It's wise to have an outline of specific points and discussion questions you want to cover during the group. Think of this as your road map of where the discussion might go. However, the dynamics and needs of the group may go in a direction, one you had not predicted. It's best to strike the balance of being willing to go "off course," and yet capable of bringing the discussion back to the planned goals. Don't be afraid of this! Oftentimes, these are the best groups!
Offer various mediums for discussion
Group discussions do not have to always be people sitting in a circle, talking. Group discussions can be done with someone writing answers to questions on a white board, or by implementing "icebreaker" types of games. For example: One of the best discussions I had with a group was playing the concentric circle game. It only requires three different sizes of rope (making them into small, medium, and large circles on the floor) and candy.

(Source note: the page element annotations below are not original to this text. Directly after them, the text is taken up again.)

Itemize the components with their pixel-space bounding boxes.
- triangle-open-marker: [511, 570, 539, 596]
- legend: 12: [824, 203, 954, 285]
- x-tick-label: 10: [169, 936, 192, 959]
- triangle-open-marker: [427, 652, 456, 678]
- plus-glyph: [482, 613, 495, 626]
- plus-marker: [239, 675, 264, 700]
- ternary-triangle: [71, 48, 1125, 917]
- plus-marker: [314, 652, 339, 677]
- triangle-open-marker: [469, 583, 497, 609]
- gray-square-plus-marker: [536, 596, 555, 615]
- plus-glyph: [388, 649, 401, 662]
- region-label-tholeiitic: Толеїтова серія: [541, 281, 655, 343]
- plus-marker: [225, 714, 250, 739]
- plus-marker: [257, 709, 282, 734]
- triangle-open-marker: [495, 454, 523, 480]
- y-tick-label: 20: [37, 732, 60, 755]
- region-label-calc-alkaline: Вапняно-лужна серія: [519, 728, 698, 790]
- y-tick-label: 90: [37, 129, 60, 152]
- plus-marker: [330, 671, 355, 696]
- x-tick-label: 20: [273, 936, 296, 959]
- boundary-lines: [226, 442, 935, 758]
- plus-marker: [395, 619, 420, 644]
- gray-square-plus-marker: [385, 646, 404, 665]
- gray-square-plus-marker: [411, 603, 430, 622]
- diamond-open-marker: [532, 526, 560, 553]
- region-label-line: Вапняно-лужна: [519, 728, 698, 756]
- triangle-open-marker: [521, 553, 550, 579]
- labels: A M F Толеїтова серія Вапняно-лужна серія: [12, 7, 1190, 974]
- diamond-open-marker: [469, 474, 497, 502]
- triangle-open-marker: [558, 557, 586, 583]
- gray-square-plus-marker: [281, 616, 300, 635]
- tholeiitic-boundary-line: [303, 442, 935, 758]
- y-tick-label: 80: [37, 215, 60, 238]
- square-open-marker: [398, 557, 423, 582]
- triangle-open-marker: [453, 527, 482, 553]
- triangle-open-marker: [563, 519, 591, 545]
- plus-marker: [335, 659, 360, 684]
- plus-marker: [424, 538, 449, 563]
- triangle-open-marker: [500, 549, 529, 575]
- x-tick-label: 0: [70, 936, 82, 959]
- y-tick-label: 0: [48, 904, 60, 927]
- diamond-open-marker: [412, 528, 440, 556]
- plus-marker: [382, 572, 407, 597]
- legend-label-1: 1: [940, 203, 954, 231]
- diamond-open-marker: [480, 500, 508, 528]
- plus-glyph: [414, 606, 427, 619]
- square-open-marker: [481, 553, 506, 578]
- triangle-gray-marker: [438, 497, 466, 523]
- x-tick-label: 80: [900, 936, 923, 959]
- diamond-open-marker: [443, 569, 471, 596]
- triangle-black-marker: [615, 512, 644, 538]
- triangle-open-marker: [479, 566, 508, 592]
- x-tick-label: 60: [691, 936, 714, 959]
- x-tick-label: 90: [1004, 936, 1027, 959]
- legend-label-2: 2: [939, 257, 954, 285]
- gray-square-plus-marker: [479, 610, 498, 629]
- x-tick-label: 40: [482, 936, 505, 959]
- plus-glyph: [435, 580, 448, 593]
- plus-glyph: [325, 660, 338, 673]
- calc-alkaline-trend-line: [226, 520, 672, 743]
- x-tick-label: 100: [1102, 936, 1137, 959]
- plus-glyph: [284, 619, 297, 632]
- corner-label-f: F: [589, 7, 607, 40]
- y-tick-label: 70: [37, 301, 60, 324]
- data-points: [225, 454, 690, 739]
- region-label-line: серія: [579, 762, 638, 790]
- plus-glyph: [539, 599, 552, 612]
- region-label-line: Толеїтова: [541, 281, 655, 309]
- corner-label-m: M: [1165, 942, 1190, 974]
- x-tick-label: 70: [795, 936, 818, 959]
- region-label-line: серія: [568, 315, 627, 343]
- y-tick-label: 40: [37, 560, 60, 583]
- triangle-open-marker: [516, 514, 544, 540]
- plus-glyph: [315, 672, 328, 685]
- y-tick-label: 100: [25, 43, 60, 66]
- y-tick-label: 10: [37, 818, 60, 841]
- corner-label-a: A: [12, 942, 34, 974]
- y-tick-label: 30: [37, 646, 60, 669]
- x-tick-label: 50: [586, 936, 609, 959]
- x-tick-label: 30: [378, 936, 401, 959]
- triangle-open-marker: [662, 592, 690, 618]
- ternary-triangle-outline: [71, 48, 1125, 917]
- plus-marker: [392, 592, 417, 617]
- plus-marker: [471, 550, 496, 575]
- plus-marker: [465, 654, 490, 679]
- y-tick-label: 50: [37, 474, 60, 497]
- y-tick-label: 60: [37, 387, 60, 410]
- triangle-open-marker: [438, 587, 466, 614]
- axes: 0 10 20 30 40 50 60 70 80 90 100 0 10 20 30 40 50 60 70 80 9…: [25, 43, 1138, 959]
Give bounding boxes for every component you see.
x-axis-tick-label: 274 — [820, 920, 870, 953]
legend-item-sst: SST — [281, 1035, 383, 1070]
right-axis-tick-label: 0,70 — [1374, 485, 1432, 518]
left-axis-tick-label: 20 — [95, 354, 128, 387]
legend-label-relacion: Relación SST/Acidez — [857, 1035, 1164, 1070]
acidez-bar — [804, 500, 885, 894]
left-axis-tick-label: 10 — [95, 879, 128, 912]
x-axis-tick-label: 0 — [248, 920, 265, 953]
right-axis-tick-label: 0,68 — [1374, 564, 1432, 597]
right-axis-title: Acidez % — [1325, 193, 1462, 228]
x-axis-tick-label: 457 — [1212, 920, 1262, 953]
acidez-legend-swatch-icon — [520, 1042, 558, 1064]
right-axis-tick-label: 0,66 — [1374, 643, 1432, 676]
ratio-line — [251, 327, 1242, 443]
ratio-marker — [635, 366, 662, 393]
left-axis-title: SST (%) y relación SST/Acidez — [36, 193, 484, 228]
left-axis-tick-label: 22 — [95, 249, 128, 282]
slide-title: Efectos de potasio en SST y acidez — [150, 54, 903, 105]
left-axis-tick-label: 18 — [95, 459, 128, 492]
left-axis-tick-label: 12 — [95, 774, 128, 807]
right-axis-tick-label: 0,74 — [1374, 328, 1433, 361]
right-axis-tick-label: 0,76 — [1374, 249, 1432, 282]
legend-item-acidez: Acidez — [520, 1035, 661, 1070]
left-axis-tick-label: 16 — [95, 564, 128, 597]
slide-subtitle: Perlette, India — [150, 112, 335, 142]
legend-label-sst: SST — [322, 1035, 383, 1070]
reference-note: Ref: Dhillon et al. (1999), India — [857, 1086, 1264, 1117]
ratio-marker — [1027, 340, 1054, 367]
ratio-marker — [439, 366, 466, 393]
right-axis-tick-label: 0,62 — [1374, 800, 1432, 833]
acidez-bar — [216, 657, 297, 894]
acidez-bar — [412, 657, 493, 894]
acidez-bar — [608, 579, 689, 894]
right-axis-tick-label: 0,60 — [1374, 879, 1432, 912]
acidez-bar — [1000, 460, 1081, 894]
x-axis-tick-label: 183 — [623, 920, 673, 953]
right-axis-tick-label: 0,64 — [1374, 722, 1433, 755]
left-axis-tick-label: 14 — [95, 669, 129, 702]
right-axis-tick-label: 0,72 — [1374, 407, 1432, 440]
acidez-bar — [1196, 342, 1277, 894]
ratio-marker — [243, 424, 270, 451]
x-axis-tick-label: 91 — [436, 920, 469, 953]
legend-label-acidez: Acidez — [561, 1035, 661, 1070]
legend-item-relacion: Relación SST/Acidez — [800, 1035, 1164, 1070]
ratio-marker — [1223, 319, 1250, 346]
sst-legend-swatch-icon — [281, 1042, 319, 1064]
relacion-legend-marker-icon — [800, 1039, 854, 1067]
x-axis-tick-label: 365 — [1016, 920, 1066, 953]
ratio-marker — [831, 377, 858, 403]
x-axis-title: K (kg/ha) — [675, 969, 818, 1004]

As group members throw their candy into one of the rope circles, they share something about themselves or the topic at hand. The smaller the circle the candy lands on, the more personal the sharing.
A great group discussion could take place while playing a game of basketball or just walking around a park. Don't feel confined to sitting in a room! Oftentimes, discussions in these more natural settings lead to members feeling more at ease anyhow.
Facilitating a great discussion is not always easy, and it takes some practice. But with a little intentionality, your discussions will take on a life of their own, providing the vehicle for meaningful spiritual growth in your students.